The use of the terms “a” and “an” and “the” and “at least one” and similar referents in the context of describing the invention (especially in the context of the following claims) are to be construed to cover both the singular and the plural, unless otherwise indicated herein or clearly contradicted by context. The use of the term “at least one” followed by a list of one or more items (for example, “at least one of A and B”) is to be construed to mean one item selected from the listed items (A or B) or any combination of two or more of the listed items (A and B), unless otherwise indicated herein or clearly contradicted by context. The terms “comprising,” “having,” “including,” and “containing” are to be construed as open-ended terms (i.e., meaning “including, but not limited to,”) unless otherwise noted. Recitation of ranges of values herein are merely intended to serve as a shorthand method of referring individually to each separate value falling within the range, unless otherwise indicated herein, and each separate value is incorporated into the specification as if it were individually recited herein. All methods described herein can be performed in any suitable order unless otherwise indicated herein or otherwise clearly contradicted by context. The use of any and all examples, or exemplary language (e.g., “such as”) provided herein, is intended merely to better illuminate the invention and does not pose a limitation on the scope of the invention unless otherwise claimed. No language in the specification should be construed as indicating any non-claimed element as essential to the practice of the invention.
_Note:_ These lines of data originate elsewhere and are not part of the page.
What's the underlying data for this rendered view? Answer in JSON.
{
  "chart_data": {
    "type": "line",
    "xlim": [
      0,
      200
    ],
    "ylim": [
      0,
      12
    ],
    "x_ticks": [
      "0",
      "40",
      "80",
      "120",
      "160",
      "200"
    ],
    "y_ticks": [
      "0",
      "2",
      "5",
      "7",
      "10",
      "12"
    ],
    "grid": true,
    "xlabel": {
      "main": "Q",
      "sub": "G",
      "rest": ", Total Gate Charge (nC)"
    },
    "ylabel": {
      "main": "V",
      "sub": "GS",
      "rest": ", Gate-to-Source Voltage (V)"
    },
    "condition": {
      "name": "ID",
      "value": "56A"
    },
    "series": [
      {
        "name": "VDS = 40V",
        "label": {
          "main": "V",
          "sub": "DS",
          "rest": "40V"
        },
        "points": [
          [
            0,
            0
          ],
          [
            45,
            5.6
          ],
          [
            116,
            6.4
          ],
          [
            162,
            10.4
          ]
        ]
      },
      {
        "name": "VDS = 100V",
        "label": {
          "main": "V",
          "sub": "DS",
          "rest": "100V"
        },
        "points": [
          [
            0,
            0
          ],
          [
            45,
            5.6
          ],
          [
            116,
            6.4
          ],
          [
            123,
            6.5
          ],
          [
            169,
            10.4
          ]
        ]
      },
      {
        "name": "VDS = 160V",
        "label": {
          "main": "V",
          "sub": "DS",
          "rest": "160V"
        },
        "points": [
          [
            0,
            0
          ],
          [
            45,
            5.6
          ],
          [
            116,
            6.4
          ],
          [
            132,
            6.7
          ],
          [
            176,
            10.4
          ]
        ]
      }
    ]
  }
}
Preferred embodiments of this invention are described herein, including the best mode known to the inventors for carrying out the invention. Variations of those preferred embodiments may become apparent to those of ordinary skill in the art upon reading the foregoing description. The inventors expect skilled artisans to employ such variations as appropriate, and the inventors intend for the invention to be practiced otherwise than as specifically described herein. Accordingly, this invention includes all modifications and equivalents of the subject matter recited in the claims appended hereto as permitted by applicable law. Moreover, any combination of the above-described elements in all possible variations thereof is encompassed by the invention unless otherwise indicated herein or otherwise clearly contradicted by context.